Yes, it is a trick to get stupid users to give away information. Google is a vampire that sucks the life out of everything. It's a real shame their search engine is so good. I won't touch their other stuff. (except Translator - just because I like the stupendously horrible translations it comes up with)
@Solomon Grundy
"I couldn't find anything in the beta that a properly configured Exchange Server won't do"
Except me and my friends do not happen to share access to a properly configured Exchange Server. Wave is presumably accessible to all Look at Facebook, people will give up their private details in a snap if it provides utility.
It doesn't help that its an extension to XMPP, which is not the internet's simplest protocol.
The authors assert the success of email was due to open protocols. I'd argue that the success of email was largely down to being a very very very simple and easy to implement protocol. SMTP sits directly on top of TCP. It uses ASCII. It uses half a dozen commands. That's it, it's simple enough to "implement" by hand, using telnet. No need for fancy API's. You could teach a ten year old to do it.
Wave uses XMPP, and this sits on top of TCP, TLS, and SASL, using XML, UTF-8, X509, MD5, base-64, URNs etc, which is great - much better than email - but has a lot bigger learning curve. You need libraries and APIs, frameworks, public key infrastructures, XML parsers, and so on. On the server side, I wonder if we will ever see the situation where practically every organisation on the net has an XMPP server and they communicate seemlessly (as we see now, more or less with SMTP).
Or will the complexity lead to a few big walled gardens like Facebook and Twitter?

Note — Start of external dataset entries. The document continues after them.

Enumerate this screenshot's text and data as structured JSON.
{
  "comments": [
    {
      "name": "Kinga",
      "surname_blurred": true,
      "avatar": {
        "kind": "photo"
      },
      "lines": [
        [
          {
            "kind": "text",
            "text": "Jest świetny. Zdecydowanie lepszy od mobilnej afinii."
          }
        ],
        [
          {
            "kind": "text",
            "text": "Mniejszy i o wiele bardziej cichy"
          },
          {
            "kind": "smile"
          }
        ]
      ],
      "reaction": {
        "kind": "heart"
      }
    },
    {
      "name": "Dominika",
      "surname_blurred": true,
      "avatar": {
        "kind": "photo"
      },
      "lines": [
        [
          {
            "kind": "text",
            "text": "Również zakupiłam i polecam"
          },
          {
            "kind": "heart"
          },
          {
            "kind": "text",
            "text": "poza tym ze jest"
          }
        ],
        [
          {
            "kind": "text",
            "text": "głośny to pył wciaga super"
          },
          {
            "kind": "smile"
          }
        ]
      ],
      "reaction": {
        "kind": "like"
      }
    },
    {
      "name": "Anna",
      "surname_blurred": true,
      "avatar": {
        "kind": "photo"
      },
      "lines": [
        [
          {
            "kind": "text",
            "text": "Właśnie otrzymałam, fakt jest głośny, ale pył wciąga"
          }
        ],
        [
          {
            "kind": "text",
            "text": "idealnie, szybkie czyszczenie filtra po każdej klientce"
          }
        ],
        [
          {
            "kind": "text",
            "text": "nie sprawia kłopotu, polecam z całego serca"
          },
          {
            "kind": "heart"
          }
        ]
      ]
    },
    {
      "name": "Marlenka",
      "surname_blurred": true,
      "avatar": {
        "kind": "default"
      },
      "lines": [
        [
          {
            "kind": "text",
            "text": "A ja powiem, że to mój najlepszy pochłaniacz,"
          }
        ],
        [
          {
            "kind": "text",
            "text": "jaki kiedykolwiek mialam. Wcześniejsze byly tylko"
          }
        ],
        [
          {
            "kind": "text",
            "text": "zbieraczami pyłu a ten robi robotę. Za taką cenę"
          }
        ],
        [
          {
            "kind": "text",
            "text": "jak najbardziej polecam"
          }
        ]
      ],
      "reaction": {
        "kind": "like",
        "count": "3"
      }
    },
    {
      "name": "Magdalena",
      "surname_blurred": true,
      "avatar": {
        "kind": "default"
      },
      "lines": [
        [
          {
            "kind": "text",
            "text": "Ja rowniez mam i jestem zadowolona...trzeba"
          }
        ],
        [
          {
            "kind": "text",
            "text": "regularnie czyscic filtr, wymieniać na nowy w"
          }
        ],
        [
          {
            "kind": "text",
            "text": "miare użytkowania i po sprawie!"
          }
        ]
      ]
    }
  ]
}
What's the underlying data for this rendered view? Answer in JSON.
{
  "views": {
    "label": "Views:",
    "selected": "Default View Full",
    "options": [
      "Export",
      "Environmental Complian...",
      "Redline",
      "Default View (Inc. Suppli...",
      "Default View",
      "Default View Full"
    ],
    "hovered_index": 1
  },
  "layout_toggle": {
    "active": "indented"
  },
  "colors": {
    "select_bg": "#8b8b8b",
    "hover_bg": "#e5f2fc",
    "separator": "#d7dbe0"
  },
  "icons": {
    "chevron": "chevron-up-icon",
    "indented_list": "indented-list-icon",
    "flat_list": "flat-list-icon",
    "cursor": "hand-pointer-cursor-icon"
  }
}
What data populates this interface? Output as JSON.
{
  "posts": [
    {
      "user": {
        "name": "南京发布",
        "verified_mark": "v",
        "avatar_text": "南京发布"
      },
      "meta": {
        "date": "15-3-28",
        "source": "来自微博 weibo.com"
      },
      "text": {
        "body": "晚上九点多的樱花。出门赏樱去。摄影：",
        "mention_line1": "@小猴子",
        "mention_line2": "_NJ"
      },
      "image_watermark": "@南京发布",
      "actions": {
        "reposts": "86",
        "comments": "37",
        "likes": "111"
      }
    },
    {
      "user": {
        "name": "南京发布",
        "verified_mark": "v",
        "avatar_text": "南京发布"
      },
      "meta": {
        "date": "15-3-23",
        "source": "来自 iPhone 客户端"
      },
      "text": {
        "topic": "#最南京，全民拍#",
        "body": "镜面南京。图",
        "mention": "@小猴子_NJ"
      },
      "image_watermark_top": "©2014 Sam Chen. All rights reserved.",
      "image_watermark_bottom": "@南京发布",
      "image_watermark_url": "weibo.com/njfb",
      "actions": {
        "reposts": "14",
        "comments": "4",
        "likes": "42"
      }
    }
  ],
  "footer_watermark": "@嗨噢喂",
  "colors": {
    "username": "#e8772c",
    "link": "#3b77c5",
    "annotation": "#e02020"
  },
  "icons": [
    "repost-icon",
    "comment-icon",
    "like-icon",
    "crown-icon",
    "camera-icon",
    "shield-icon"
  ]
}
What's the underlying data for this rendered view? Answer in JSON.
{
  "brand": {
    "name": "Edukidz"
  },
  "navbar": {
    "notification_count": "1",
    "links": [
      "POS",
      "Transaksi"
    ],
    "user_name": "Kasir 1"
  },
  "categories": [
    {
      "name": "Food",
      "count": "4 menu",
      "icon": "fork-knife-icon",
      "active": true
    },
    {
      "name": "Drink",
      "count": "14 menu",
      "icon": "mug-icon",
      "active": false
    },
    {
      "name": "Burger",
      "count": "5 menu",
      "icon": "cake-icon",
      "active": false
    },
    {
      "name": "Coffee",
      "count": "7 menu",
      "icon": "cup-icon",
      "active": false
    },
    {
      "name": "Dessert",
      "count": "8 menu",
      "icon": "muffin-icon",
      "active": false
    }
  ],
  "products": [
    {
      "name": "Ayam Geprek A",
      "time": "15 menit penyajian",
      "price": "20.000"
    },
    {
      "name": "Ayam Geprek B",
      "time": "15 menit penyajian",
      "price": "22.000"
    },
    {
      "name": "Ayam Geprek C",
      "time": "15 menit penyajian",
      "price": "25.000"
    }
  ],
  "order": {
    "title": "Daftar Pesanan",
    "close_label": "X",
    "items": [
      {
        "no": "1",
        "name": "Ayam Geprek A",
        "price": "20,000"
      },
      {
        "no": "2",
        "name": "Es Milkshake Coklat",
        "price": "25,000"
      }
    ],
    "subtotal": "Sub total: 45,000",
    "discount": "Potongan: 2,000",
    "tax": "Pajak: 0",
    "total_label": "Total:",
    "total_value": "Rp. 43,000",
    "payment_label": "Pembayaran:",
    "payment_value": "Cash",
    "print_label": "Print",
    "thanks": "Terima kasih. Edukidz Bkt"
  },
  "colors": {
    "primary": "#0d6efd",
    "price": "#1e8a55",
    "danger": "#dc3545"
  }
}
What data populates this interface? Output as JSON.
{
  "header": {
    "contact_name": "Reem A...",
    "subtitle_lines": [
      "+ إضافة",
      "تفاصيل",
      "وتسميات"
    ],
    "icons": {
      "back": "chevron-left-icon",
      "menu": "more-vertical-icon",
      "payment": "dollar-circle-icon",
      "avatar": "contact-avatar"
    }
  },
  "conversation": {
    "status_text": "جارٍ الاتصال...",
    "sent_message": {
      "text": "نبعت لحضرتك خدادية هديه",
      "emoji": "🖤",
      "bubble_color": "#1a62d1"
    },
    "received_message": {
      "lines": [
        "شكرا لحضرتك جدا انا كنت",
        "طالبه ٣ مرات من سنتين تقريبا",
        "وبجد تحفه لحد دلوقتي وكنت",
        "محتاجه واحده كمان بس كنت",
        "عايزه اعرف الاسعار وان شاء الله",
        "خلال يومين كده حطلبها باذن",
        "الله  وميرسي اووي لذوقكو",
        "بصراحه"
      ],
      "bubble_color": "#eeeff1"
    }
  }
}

Now google will be able to grab all the content from the other sites but replace the ads with their own. curious if they attract some of the same lawsuits that some online news aggregators have been hit with for doing that sort of thing (the content grab, not the flashy ui).
I've wished for ages that you could properly thread email conversations as sending entire chains in another mails is, frankly, pants.
@Solomon Grundy
"I couldn't find anything in the beta that a properly configured Exchange Server won't do"
Bullshit of the highest order. Exchange may well do mail, NNTP, calendars and allow attachments - but it does NOT aggregate the whole thing into one stream. If I have an NNTP chat about a doc in an emails - those are not correlated on Exchange - that's something I have to do manually.
@A prediction
"Wave is a stupid waste of time and how evil Google are using to con idiots out of their privacy."
This is a good point, but as the code is OpenSource and the protocol also open; there's nothing to stop me or anyone else creating servers/clients that do not chat to Google. In my line of work I can actually see some use for this - but on a bespoke fork and not using the browser. Whether or not we'd pursue that would greatly depend on the license used.
Yeah, all of that can be done already, but aggregating it into a single protocol? That makes it convenient and easy to handle, for the end-user, at least.
The nice thing is that this concept will not only allow you to do all at once, it looks simple enough to "just use" it as mail OR as IM OR as collaboration tool, within one interface - so you can transition seamlessly. It's sort of just a virtual table you sit around - you can chat a bit or start working on a project, without changing rooms (i.e. apps).
And since the whole thing is open-sourced... I don't even need to whip out my tinfoil hat, it may even make a great intranet application that cannot talk to the outside internet! I like it!